With time, those mountains were linked to mythical ancesters who, in turn, could
be deified. Mountains were important sites of pilgrimage, long before the
arrival of buddhism, and numerous stone pilars (Tib. Doring) and altars have
been discovered on high peaks. The old religion also included royal devotion,
sacrifices and divination.
Confronted to buddhism, the bönpo experienced some decline but never
disappeared. Bön evolved and was very influenced by some buddhist schools,
especially the Nyingmapa, but also influenced them. The bönpo consider their
faith as a world religion, even if it is geographically limited to Tibet, as its
purpose is to save people. The swastika, old symbol of good luck, is very
present in bön and represents eternity, mostly in its anti-clockwise version.

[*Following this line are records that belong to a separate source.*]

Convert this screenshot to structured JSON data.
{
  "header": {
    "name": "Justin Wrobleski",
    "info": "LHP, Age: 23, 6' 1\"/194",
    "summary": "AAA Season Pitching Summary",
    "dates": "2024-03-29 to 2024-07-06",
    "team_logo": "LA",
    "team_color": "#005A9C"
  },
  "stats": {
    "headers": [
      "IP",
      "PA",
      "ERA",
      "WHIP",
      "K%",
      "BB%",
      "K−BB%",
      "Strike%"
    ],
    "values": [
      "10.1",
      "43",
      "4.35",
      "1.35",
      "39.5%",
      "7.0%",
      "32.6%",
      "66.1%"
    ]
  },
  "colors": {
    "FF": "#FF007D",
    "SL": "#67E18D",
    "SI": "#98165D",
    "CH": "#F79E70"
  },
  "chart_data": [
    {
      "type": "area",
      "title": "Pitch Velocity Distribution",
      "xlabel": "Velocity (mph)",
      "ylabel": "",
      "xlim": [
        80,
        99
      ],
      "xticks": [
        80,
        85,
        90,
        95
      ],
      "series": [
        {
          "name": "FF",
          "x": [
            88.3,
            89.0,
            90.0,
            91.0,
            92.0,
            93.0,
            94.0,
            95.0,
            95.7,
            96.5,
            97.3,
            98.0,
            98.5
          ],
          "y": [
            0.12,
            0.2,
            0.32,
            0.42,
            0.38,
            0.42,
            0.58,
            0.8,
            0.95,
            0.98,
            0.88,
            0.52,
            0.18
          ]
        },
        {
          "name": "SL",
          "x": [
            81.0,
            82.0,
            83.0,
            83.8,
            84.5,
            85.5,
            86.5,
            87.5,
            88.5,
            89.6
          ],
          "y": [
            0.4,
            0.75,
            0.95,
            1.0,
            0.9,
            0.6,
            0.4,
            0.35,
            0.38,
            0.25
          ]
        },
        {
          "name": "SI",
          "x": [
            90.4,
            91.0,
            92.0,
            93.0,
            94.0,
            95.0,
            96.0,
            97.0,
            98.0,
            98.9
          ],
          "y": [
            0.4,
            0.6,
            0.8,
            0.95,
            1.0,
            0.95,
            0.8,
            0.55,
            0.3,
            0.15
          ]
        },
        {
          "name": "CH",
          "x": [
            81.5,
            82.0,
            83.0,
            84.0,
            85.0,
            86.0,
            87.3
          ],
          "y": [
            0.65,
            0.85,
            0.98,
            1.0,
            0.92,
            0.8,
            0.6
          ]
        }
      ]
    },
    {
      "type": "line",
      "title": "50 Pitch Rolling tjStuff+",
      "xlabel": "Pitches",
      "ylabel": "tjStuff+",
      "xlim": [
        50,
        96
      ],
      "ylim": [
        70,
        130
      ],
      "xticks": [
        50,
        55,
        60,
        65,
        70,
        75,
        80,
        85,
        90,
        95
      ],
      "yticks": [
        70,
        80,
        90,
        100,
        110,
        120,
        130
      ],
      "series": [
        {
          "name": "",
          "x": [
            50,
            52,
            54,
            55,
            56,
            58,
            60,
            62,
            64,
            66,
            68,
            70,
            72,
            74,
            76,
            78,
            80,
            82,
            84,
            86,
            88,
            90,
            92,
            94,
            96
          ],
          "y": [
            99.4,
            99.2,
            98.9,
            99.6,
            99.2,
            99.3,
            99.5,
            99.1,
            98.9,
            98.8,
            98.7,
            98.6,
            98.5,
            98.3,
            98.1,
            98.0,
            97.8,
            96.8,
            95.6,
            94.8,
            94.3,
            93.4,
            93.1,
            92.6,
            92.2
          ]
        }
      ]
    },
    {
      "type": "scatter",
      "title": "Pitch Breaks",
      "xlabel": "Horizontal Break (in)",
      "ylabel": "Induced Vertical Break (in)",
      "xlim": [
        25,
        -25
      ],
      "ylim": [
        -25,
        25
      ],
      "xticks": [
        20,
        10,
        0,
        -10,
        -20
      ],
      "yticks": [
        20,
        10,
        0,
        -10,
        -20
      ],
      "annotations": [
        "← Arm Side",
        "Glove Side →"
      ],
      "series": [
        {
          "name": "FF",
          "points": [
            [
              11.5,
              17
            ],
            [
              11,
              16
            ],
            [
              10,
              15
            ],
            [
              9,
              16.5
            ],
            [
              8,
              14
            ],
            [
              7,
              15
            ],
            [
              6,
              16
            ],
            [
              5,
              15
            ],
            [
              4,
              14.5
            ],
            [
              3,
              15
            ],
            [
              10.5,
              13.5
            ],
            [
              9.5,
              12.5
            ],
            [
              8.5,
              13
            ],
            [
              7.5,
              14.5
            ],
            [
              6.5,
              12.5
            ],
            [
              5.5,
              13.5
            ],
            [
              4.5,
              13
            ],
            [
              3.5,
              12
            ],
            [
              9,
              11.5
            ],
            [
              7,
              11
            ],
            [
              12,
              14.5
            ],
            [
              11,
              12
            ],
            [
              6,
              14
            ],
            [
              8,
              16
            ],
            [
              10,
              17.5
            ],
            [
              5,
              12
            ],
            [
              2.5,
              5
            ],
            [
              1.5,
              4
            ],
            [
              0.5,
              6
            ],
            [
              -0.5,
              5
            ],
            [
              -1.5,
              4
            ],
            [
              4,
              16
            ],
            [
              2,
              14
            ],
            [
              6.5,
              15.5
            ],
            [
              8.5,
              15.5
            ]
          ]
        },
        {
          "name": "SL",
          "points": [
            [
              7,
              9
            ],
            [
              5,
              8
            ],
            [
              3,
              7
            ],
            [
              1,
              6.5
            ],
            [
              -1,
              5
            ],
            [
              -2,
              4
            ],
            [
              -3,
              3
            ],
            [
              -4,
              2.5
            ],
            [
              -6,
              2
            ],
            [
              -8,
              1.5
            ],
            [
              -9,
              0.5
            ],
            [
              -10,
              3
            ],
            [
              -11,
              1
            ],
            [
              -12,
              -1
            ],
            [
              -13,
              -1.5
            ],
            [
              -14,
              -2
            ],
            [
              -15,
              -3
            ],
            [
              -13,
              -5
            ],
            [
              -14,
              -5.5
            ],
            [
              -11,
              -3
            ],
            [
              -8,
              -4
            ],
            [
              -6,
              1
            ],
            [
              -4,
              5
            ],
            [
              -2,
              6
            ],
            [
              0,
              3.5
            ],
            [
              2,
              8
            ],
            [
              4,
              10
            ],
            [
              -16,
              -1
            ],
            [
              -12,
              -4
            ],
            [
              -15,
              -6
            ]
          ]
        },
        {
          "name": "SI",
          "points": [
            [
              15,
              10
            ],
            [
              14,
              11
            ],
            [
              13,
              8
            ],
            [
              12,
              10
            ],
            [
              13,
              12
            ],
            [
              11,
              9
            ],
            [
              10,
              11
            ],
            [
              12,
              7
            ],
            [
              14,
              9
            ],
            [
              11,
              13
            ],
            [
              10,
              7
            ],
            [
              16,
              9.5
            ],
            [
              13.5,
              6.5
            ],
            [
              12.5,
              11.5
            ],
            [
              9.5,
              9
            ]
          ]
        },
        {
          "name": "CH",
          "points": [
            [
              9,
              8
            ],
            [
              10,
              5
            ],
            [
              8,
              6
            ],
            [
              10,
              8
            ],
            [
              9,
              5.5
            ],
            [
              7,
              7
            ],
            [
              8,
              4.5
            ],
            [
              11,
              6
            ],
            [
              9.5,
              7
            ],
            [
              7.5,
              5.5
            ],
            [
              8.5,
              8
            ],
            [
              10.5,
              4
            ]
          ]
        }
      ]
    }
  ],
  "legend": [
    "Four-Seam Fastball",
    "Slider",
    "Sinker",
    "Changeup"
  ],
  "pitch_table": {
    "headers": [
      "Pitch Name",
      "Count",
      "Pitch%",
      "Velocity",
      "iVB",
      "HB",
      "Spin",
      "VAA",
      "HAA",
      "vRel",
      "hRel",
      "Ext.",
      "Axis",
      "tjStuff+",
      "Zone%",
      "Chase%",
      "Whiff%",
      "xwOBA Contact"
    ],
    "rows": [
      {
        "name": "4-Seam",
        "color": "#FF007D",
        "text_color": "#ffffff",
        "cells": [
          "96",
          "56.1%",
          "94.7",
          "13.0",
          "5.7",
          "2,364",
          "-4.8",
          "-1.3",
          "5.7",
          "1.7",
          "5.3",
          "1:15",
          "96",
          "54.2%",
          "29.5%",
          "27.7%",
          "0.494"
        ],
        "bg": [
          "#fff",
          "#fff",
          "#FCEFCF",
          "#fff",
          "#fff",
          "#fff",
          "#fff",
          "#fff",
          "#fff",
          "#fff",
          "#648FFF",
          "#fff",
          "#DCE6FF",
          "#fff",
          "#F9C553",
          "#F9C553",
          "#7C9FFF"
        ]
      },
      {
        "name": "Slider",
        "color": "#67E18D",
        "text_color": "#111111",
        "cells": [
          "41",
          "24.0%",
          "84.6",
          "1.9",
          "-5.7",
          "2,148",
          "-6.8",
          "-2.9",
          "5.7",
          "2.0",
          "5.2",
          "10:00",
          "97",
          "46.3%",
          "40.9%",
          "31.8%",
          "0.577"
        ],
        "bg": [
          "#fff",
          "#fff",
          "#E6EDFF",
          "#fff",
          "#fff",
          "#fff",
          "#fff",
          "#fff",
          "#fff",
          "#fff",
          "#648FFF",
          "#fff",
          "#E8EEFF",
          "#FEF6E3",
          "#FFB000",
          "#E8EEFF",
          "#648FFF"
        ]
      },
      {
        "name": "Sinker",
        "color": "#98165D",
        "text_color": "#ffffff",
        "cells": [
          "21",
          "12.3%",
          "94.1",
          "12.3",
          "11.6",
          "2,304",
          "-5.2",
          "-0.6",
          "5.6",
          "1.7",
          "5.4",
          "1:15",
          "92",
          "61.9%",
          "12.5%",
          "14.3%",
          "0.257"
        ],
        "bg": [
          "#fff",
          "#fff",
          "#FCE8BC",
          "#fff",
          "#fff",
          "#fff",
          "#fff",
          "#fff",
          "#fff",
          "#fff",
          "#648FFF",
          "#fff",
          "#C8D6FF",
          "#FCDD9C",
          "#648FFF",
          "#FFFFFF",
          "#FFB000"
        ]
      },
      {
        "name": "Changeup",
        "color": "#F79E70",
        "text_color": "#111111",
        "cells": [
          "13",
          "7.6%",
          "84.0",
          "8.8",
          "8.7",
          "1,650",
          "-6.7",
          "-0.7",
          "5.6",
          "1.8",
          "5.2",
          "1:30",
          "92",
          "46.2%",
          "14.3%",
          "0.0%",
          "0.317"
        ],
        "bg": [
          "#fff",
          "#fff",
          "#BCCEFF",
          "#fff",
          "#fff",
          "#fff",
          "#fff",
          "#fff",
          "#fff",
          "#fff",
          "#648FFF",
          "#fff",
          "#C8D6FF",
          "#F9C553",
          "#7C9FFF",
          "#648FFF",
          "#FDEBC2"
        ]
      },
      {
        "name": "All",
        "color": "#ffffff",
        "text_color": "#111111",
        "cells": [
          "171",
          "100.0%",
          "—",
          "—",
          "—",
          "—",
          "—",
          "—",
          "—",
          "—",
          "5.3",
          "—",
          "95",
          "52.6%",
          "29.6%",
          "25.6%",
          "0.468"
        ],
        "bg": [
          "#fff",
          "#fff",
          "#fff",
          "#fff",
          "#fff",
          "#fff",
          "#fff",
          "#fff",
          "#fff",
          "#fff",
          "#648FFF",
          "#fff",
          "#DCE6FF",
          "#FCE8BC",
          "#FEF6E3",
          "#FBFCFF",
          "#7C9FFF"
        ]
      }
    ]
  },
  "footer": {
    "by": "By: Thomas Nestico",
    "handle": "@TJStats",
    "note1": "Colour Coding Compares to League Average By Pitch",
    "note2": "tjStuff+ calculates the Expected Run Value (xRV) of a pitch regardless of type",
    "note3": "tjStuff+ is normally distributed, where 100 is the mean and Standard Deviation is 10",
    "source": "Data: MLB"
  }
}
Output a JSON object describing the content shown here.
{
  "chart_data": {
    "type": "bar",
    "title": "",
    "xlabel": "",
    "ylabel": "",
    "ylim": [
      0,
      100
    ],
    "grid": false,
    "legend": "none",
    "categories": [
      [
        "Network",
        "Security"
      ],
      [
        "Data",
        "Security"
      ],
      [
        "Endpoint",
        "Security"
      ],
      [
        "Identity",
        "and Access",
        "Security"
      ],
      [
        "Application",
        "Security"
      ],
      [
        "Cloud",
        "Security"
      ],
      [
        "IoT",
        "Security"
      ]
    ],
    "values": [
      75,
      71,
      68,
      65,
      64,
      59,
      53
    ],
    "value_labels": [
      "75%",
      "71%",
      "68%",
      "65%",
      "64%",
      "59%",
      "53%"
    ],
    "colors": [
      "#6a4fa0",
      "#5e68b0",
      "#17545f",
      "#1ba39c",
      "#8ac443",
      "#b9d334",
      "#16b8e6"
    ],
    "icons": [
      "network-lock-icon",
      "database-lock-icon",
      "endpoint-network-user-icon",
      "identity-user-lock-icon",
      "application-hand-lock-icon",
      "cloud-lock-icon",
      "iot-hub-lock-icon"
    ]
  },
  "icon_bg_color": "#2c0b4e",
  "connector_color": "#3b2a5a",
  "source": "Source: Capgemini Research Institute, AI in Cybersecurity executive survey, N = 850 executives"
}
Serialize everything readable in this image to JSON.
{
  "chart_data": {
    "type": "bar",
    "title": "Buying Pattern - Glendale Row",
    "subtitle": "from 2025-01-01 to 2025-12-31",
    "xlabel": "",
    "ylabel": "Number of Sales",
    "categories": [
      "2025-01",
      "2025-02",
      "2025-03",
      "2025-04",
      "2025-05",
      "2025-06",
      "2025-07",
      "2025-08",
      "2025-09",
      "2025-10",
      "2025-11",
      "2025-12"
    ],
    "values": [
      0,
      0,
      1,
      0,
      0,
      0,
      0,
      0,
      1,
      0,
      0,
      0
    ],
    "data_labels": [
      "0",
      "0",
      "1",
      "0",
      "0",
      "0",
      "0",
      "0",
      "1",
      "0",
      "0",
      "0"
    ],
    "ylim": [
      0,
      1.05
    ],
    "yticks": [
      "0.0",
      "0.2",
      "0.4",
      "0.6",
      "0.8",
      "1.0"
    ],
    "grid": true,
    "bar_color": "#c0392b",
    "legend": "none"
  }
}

The flag has five horizontal stripes (blue, white, red, green, yellow). In the
middle of the flag there is a golden yungdrung chakshing (g.yung-drung
phyag-shing in Wylie transliteration), which is a bönpo scepter and symbol of
immortality. On each end of the yungdrung there is a square with a swastika. The
squares are shown with a blue swastika on yellow field in one instance, and with
several colours between the arms of the yellow swastika in the other (blue to
the left, red on top, green on the right, and white on the bottom), all on a red
field within yellow border..
Sources:
http://blog.amdotibet.cn/tibetmonk/archives/103962.aspx
http://ravencypresswood.com/2013/09/24/flag-of-the-yungdrung-bon/
Corentin Chamboredon, 10 February 2014
The flag design is certainly an example of the way these two religions
influenced each other: in Buddhist tradition, five colors are associated with
five Dhyani Buddhas, as well as with the cardinal directions:
http://en.wikipedia.org/wiki/Dhyani
Whether the use of this color set originated in Buddhism and was adopted by the
Bönpo, or vice versa, is an open question for now. (Or maybe it is not, but I
don't know the answer.)
The use of swastika is another example. (In this case, I'm apt to attribute the
origins of its use to the Buddhism, because the symbol is known to have been
used in India long before the Buddhism was founded.)
Tomislav Todorović, 10 February 2014
I'd say five has been a number of note in the greater Indus region for a long
time, though I don't know exactly how long. Unless we find something better, I'd
go with shared heritage rather than influence one way or the other.
But to demonstrate the influence it also should not have been present in Tibet
in pre-Buddhist times. Wasn't it? I don't know. It reminds me of the
Jainism flag.
Peter Hans van den Muijzenberg, 10 February 2014
Tibetan are particularly fond of numerical classifications : the eight
auspicious symbols, the seven precious jewels, the five attributes of sensory
enjoyment, the six symbols of long life, etc. So this could come from anything.
That was the case. Almost all of western Tibet constituted, before the Tibetan
emperor Songtsen Gampo invaded it in the VIIth century, the kingdom of
Zhangzhung. Modern bönpo claim their religion had roots in this old country (some
texts even claim bön was imported from old Persia to Zhangzhung before that),
which had a script and a language different from Tibetan. Archaeologist John
Vincent Bellezza is surveying the remains of this very old culture. The oldest
ruins date back to 1 000 BCE, and there were some cultural continuity until the
XIth century of our era, when the second diffusion of buddhism (or Chidar in
Tibetan) imposed its philosophy to the whole Tibetan plateau, along Tibetan
script and language.
Sources :
http://www.thlib.org/bellezza/
http://www.himalayanart.org/search/set.cfm?setID=3108
http://en.wikipedia.org/wiki/Zhang_Zhung
Mount Kailash, which lays in Western Tibet, in an extremely old pilgrimage site
which has been visited for centuries by members of four religions : bön,
buddhism, hinduism and jainism. Cultural exchange rarely happens in a single way,
so why not ?
Corentin Chamboredon, 10 February 2014
I agree with the importance of the number, not only in India, but in
other parts of Asia as well (in China, it seems to be ancient enough
to have been developed independently), but it's the use of this
particular color set that I wanted to stress.
Jainism flag does resemble somewhat. However, here:
http://en.wikipedia.org/wiki/Swastika#Asia it is described as being brought
to Tibet with the Buddhism - that is, from India.